The botnet had infected more than two million computers with keylogging software as part of a massive fraud scheme.

It is the first time FBI investigators have used such a method and the Department of Justice had to obtain court permission from a judge to carry out the operation.

It enabled the authorities to issue its own commands, effectively ordering the malware to shut down. It also logged the IP addresses of compromised machines.

It means the authorities will be able to notify internet service providers (ISPs) about which machines have been infected and ISPs in turn can let victims know that their machines had been taken over.

A similar approach was used last year by Dutch police as part of its shutdown of the Bredolab botnet – a Russia-founded botnet mostly involved in viral e-mail spam.

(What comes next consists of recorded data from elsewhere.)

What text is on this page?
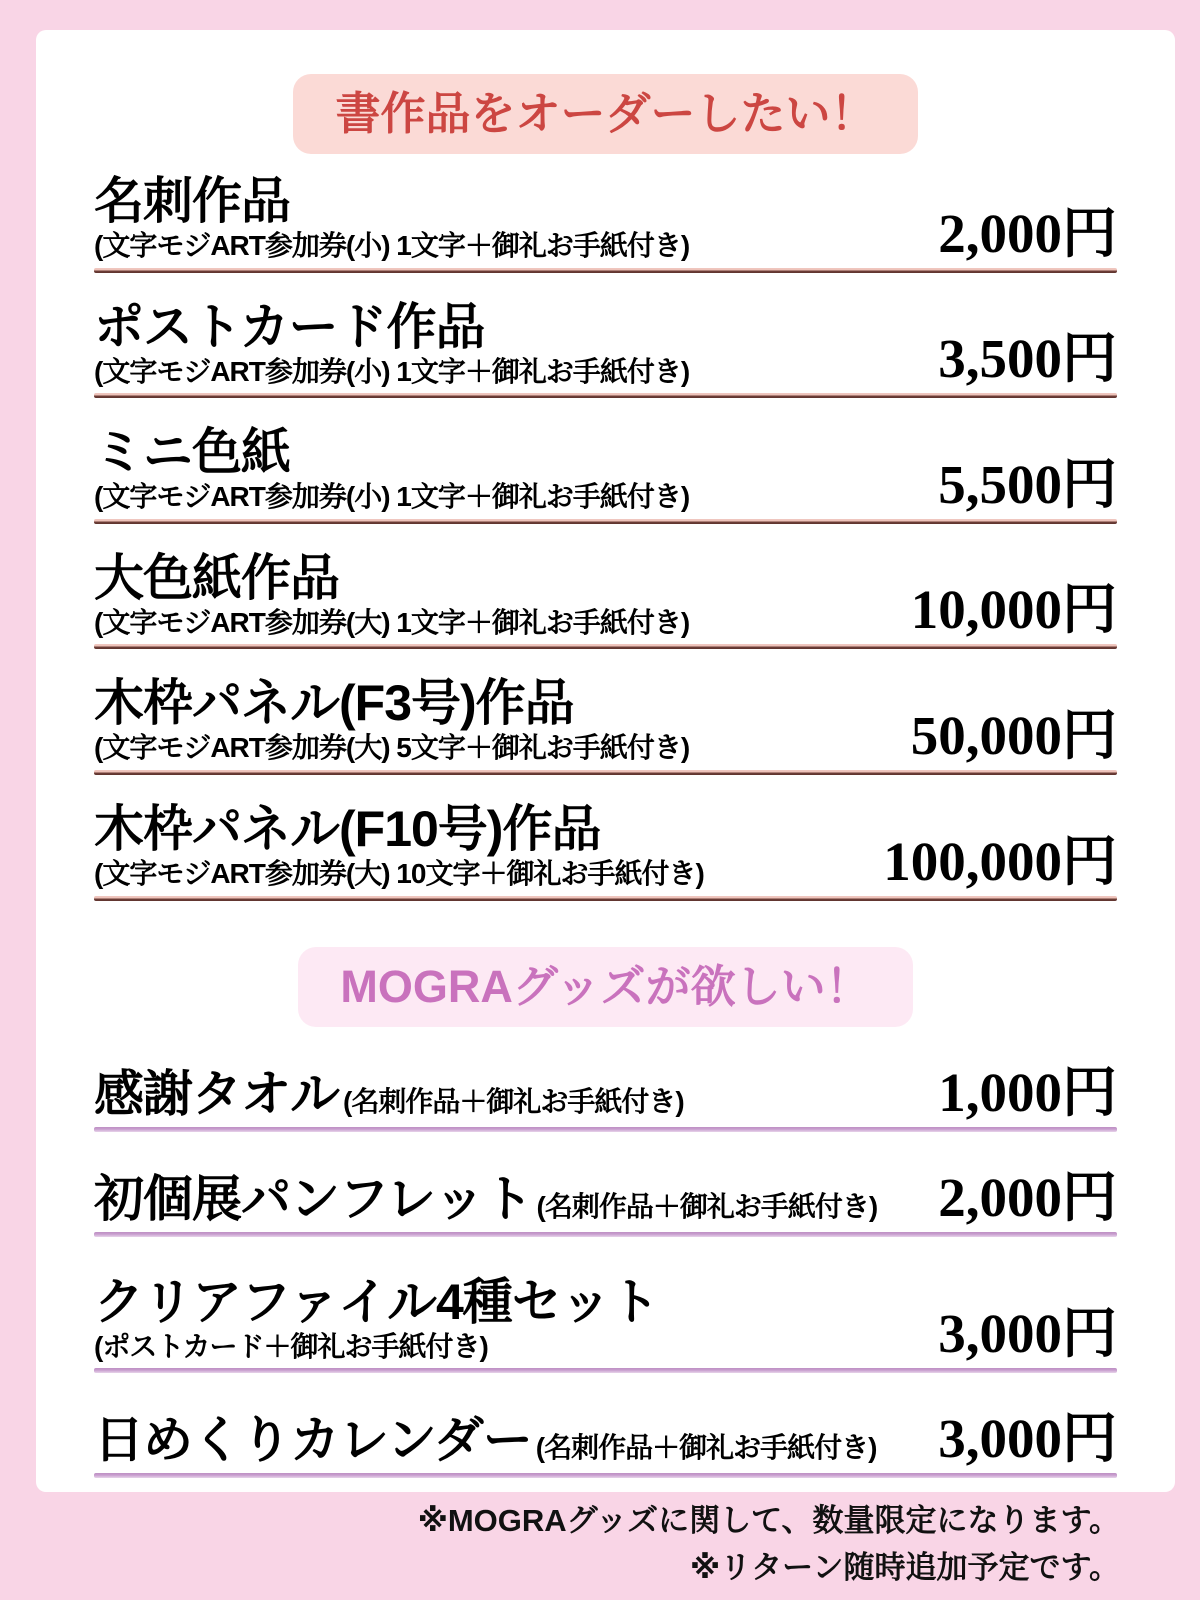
書作品をオーダーしたい！
名刺作品
(文字モジART参加券(小) 1文字＋御礼お手紙付き)	2,000円
ポストカード作品
(文字モジART参加券(小) 1文字＋御礼お手紙付き)	3,500円
ミニ色紙
(文字モジART参加券(小) 1文字＋御礼お手紙付き)	5,500円
大色紙作品
(文字モジART参加券(大) 1文字＋御礼お手紙付き)	10,000円
木枠パネル(F3号)作品
(文字モジART参加券(大) 5文字＋御礼お手紙付き)	50,000円
木枠パネル(F10号)作品
(文字モジART参加券(大) 10文字＋御礼お手紙付き)	100,000円
MOGRAグッズが欲しい！
感謝タオル (名刺作品＋御礼お手紙付き)	1,000円
初個展パンフレット (名刺作品＋御礼お手紙付き)	2,000円
クリアファイル4種セット
(ポストカード＋御礼お手紙付き)	3,000円
日めくりカレンダー (名刺作品＋御礼お手紙付き)	3,000円
※MOGRAグッズに関して、数量限定になります。
※リターン随時追加予定です。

Criminal seizure warrants and a temporary restraining order have been issued as part of the most complete and comprehensive enforcement action ever taken by US authorities to disable an international botnet.

The botnet is a network of hundreds of thousands of computers infected with a malicious software program known as Coreflood that records keystrokes and private communications on a computer and which installs itself by exploiting a vulnerability in computers running Windows operating systems. Coreflood allows infected computers to be controlled remotely by a command and control (C&C) server to steal usernames, passwords and private personal and financial information from unsuspecting computer users – including users on corporate computer networks – and using that information to steal funds.

Five C &C servers that remotely-controlled hundreds of thousands of infected computers were seized, as well as 29 domain names used by the Coreflood botnet to communicate with the C&C servers.